Living in your head all the time also means you’re frequently not feeling connected to your body and that equals ungroundedness – a feeling of not being connected to the earth and not being present in the moment. It’s taken me a very long time to know what being grounded feels like and it’s an ongoing practice that I’m still seeking to perfect. But, I have to tell you, being grounded makes managing myself and the daily stresses of life a whole lot easier.

Thankfully, I left the anti-depressants behind in my early 30s. And these days I manage my rare bouts of anxiety with strategies ranging from acupuncture to meditation, exercise and natural remedies. Occasionally I will also see a counselor to talk through and release the thoughts scurrying through my mind.

Will I need medication again in the future? Who knows. If life throws me some unforeseen, painful or traumatic event then maybe I will. And that will okay too.
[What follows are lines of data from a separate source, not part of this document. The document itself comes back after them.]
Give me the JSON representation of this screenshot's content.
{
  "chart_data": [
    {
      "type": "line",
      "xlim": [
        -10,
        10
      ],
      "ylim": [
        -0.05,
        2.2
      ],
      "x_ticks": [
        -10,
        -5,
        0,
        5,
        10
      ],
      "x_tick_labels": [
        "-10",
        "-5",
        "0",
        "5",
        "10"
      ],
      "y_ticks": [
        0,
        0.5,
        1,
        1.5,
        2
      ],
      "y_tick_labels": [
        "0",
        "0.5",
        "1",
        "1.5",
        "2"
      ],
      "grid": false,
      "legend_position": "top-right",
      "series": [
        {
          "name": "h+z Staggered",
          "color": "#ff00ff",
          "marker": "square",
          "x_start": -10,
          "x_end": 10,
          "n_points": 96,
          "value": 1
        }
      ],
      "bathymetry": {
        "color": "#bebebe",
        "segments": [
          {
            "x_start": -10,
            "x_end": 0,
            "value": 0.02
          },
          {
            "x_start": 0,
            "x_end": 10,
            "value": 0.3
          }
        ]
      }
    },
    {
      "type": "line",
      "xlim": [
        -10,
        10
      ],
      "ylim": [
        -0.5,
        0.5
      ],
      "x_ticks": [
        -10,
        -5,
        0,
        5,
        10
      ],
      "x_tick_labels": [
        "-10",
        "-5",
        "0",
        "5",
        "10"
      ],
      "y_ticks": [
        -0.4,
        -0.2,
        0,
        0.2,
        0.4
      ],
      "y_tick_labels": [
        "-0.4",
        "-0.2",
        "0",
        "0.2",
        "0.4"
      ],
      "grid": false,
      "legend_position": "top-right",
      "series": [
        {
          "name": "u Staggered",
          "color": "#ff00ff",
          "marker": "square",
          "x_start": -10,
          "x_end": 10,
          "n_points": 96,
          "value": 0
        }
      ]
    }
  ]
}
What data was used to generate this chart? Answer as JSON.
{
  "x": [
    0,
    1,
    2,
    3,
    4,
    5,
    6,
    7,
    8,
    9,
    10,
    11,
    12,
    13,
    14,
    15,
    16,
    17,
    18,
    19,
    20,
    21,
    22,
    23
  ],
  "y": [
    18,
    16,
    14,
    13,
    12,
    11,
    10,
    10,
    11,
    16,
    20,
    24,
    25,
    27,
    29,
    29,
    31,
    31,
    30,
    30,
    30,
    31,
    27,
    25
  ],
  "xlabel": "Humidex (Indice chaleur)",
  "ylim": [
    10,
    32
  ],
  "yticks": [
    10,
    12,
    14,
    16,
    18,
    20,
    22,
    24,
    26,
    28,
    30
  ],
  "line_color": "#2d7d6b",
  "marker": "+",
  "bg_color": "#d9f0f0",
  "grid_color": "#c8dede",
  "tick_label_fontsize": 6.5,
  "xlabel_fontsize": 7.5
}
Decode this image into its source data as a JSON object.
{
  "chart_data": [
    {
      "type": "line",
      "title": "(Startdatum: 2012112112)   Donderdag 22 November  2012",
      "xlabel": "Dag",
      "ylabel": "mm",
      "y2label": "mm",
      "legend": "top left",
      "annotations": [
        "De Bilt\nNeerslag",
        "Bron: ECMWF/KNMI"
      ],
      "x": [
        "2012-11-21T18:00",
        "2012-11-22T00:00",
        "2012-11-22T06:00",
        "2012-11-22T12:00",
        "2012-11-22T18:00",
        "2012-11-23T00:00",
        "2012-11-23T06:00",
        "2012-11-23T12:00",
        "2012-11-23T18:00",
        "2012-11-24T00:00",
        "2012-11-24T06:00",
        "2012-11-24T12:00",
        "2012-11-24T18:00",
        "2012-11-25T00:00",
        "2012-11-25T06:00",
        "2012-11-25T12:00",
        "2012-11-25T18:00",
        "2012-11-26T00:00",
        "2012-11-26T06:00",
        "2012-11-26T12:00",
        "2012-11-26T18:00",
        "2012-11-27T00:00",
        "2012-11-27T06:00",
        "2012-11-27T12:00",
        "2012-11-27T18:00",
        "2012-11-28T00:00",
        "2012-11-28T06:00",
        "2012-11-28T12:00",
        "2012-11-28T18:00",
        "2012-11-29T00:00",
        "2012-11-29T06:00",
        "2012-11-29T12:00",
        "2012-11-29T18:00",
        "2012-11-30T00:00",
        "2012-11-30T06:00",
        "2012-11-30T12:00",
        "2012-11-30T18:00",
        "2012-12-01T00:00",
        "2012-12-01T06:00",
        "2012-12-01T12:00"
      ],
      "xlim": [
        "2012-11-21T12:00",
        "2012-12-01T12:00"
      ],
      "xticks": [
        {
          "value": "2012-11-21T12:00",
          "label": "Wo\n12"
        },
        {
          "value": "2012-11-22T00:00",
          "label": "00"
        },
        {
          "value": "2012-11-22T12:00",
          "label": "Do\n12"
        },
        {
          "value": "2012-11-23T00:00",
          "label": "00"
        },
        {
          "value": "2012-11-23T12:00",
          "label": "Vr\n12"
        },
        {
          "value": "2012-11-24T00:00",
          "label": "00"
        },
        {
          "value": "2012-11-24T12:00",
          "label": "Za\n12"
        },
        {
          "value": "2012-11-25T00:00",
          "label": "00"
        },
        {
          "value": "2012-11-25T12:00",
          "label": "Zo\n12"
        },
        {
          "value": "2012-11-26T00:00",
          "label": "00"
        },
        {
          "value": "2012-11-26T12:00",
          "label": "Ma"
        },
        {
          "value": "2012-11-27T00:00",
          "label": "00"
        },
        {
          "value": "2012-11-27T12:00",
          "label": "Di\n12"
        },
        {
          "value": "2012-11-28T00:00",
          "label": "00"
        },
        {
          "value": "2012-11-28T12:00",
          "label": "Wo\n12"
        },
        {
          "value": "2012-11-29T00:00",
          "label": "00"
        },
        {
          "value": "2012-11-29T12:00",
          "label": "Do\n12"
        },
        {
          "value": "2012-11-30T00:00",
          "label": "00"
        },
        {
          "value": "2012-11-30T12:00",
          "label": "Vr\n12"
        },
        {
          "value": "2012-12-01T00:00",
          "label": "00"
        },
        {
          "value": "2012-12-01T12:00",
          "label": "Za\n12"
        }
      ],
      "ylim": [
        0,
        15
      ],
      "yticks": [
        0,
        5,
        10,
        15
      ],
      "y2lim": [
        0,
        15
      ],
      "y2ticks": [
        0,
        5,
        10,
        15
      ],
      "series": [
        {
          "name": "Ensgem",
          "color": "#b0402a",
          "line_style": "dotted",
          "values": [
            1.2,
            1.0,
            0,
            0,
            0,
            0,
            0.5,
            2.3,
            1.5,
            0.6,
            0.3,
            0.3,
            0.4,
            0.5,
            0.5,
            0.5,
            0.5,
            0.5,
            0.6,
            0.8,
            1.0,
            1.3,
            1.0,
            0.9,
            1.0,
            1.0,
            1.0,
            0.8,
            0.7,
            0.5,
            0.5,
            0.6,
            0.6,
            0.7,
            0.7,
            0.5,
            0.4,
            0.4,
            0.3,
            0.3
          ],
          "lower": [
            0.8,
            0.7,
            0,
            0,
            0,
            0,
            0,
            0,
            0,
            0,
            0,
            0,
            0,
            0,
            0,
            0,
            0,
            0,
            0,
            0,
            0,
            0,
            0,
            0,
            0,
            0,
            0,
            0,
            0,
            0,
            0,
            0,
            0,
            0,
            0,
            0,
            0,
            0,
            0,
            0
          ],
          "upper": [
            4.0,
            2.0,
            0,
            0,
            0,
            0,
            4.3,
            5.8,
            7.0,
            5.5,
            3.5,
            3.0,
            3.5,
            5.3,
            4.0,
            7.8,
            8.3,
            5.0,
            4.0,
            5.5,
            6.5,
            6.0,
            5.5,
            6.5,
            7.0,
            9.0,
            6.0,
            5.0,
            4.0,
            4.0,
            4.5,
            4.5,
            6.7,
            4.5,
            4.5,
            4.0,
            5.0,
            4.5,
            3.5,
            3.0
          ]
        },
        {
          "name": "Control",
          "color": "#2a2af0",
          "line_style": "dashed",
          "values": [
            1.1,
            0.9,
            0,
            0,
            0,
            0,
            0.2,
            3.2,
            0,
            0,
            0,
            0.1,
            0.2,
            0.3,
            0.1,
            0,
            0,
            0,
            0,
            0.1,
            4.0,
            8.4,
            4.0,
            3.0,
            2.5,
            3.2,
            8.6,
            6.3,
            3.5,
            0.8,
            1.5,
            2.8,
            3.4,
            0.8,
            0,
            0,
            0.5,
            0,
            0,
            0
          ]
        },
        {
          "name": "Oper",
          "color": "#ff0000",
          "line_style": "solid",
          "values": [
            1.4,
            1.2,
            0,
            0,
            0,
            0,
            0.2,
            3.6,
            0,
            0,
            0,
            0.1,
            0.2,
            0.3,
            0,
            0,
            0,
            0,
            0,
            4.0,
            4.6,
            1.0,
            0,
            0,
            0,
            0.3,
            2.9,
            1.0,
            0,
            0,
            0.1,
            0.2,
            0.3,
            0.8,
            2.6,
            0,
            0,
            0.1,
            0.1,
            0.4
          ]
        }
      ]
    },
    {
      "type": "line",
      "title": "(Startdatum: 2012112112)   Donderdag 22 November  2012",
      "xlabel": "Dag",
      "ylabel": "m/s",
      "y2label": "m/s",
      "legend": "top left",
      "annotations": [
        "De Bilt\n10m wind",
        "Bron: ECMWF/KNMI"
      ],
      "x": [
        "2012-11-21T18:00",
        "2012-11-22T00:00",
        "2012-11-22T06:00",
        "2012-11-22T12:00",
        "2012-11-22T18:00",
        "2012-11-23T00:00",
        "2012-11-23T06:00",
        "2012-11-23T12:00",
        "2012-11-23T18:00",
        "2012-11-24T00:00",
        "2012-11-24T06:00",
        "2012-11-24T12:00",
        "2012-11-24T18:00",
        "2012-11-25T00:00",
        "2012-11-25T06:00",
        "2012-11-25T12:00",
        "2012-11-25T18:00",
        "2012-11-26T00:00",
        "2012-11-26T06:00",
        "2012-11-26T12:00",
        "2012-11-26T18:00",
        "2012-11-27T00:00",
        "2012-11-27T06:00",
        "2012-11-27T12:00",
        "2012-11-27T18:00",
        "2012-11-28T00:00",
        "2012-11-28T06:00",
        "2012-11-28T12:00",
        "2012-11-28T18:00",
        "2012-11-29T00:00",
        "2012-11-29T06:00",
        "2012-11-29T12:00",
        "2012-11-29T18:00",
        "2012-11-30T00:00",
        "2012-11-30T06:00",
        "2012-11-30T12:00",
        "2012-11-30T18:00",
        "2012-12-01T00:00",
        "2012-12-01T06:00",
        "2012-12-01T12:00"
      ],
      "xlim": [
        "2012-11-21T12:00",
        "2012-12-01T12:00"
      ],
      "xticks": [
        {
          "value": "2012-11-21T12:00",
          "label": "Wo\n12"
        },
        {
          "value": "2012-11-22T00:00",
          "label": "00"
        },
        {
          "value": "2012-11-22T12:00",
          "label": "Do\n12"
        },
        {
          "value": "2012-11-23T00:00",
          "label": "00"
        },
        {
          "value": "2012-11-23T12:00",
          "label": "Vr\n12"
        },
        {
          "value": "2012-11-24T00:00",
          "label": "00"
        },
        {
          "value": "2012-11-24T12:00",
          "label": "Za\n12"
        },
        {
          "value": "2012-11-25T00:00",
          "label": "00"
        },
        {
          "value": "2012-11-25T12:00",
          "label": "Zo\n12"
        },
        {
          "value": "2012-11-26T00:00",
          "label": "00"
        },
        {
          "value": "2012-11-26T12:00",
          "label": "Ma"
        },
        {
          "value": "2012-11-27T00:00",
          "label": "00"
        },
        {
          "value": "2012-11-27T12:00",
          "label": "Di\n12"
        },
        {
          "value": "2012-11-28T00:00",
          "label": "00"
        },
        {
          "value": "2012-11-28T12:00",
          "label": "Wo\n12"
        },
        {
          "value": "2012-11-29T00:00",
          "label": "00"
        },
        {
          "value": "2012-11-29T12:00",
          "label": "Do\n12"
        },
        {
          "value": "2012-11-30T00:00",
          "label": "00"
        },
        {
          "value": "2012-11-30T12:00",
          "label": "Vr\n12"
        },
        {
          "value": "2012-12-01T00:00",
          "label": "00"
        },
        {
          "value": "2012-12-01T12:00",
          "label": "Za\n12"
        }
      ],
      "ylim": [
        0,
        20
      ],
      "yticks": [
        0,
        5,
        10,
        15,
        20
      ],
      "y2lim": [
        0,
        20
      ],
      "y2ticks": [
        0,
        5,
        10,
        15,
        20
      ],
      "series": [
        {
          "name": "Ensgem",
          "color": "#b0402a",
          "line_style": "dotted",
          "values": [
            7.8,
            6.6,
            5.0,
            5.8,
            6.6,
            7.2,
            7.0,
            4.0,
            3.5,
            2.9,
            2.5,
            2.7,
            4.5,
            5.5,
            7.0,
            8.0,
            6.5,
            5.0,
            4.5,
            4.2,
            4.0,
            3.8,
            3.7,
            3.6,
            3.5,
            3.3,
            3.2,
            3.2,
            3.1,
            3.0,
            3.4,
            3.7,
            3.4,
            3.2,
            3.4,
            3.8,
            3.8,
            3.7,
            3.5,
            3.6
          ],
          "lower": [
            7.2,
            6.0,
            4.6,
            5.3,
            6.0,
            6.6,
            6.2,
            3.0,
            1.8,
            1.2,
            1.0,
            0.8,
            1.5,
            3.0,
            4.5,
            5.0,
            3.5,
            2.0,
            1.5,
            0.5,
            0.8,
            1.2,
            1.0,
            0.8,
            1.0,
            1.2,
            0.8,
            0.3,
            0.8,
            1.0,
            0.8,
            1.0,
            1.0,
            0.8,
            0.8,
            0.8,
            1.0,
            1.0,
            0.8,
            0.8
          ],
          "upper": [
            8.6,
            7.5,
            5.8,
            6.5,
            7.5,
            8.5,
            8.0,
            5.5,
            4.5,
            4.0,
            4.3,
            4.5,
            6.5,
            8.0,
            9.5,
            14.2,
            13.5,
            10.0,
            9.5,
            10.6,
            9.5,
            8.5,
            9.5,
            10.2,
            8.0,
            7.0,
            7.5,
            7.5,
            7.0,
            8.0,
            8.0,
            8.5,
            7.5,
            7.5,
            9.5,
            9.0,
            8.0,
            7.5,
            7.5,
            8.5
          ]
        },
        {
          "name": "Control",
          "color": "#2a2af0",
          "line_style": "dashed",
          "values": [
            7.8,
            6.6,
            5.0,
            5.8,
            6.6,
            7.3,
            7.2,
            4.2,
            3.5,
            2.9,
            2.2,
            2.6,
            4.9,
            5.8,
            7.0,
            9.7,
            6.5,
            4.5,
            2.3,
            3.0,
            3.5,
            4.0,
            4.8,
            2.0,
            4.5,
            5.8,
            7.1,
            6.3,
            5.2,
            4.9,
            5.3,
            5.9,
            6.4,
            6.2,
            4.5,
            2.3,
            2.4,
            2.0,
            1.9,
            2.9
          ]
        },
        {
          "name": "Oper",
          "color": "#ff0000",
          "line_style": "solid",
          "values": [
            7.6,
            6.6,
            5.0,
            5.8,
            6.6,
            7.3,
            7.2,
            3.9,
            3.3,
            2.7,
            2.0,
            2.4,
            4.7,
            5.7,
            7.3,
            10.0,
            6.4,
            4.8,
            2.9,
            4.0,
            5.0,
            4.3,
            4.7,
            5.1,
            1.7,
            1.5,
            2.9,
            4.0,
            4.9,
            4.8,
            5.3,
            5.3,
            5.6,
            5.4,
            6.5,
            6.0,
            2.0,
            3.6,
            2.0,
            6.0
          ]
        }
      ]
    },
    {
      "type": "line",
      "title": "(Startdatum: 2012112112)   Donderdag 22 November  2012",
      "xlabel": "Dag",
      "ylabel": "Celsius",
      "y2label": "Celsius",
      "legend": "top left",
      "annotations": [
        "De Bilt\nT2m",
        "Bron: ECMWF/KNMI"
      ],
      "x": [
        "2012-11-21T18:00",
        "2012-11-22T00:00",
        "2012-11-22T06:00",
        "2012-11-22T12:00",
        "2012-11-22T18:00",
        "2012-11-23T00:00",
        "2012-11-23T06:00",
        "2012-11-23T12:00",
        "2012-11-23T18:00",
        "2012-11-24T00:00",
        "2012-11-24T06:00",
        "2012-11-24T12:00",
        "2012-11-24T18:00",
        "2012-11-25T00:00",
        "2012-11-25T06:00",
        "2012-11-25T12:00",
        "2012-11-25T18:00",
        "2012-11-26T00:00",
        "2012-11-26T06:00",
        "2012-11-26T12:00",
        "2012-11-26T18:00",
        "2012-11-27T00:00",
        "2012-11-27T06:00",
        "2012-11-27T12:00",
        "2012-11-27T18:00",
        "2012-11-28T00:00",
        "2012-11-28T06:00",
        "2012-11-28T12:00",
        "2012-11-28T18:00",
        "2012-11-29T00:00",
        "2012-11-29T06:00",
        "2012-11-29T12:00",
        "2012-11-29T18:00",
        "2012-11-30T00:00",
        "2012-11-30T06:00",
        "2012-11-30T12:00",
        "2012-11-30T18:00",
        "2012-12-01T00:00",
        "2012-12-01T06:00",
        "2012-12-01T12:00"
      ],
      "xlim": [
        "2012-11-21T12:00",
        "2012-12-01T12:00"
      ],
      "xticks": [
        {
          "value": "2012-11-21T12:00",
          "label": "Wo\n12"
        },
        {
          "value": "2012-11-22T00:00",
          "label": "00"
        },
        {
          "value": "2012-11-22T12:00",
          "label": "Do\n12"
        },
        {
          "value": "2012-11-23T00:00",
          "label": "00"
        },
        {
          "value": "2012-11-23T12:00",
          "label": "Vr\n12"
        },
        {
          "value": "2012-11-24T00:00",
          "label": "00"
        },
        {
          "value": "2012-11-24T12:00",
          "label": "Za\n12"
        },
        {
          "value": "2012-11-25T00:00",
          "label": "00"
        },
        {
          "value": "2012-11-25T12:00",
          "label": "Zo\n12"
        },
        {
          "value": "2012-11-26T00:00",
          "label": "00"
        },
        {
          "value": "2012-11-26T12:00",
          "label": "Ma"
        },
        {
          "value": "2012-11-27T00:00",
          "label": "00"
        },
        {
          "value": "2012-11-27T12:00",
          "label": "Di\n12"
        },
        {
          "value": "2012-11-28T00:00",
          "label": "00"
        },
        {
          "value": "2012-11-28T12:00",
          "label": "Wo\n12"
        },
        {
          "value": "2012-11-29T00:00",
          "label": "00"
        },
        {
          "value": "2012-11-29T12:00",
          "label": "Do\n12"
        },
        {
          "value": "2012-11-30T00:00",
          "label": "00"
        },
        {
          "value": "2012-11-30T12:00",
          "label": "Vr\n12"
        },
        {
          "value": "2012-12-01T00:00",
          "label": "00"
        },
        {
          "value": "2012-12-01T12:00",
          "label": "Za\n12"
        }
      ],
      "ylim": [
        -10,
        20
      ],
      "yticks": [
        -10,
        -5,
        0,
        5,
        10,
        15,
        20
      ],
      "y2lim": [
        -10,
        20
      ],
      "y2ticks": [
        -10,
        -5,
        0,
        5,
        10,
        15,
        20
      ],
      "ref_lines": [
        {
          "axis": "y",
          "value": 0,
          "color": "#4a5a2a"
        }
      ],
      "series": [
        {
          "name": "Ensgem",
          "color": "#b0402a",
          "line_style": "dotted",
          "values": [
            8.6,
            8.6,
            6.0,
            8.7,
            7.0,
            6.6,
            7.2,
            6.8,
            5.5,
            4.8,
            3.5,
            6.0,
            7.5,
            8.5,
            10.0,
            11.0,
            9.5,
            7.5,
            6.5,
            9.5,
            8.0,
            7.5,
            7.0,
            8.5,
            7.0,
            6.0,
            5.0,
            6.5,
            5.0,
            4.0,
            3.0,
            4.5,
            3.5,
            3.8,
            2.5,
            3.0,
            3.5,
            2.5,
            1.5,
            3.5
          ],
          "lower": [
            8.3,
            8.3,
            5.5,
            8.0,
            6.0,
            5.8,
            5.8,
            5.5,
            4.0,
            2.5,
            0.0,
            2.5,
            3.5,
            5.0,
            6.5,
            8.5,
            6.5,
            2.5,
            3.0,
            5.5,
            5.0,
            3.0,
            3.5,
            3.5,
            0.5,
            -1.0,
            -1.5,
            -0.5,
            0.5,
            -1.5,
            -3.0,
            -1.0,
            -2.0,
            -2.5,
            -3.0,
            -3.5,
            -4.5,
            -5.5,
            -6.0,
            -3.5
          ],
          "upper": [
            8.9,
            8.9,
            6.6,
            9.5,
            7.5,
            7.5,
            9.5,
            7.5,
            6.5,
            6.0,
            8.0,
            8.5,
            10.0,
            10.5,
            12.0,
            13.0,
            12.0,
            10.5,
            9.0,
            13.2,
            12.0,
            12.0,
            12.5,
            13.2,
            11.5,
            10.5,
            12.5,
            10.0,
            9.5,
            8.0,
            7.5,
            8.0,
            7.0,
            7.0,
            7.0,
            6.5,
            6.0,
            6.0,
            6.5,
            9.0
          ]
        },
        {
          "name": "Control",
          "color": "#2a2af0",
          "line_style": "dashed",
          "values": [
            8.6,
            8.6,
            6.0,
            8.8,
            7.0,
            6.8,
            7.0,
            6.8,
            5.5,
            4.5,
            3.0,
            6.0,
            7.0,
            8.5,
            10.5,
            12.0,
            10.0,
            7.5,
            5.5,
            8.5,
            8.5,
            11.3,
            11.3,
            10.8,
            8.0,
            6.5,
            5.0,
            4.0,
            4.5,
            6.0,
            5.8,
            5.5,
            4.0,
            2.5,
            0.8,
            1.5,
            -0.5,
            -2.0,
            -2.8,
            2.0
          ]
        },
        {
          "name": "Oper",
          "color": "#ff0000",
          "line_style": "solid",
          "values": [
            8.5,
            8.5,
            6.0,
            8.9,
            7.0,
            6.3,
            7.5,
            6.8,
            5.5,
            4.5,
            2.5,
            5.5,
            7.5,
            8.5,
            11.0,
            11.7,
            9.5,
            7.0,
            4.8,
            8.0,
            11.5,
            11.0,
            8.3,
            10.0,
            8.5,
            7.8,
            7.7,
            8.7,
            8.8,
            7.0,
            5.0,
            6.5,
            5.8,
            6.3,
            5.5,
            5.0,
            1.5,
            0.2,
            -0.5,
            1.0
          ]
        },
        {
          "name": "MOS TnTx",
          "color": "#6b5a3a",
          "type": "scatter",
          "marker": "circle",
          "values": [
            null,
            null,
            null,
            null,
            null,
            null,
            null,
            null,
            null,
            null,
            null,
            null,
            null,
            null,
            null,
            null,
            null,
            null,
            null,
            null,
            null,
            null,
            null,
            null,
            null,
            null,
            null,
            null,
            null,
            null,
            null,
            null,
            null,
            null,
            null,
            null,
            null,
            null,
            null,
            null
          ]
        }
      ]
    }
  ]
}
Do I think my process is a magical cure for everyone. No. I don’t. Everyone’s body is different and some people may always need medical assistance to manage their anxiety and depression. Others may take medication for a while, get better for a while, then regress. That’s the sometimes unpredictable nature of mental health and for everyone it is a unique and very personal journey.

However, I firmly believe that my lack of self-worth and being ungrounded were strong contributors to my personal experiences of anxiety and depression. I also believe that people are happier and more balanced if they are strongly connected to their inner selves, have strong self-worth and are grounded in their bodies.

Perhaps if we can teach our young people how to access these feelings and connections they will be less stressed-out and able to live their individual purpose on this planet with more ease and grace. And if my story can help just one other teenager avoid my less than ideal experiences, then that would be a true blessing indeed.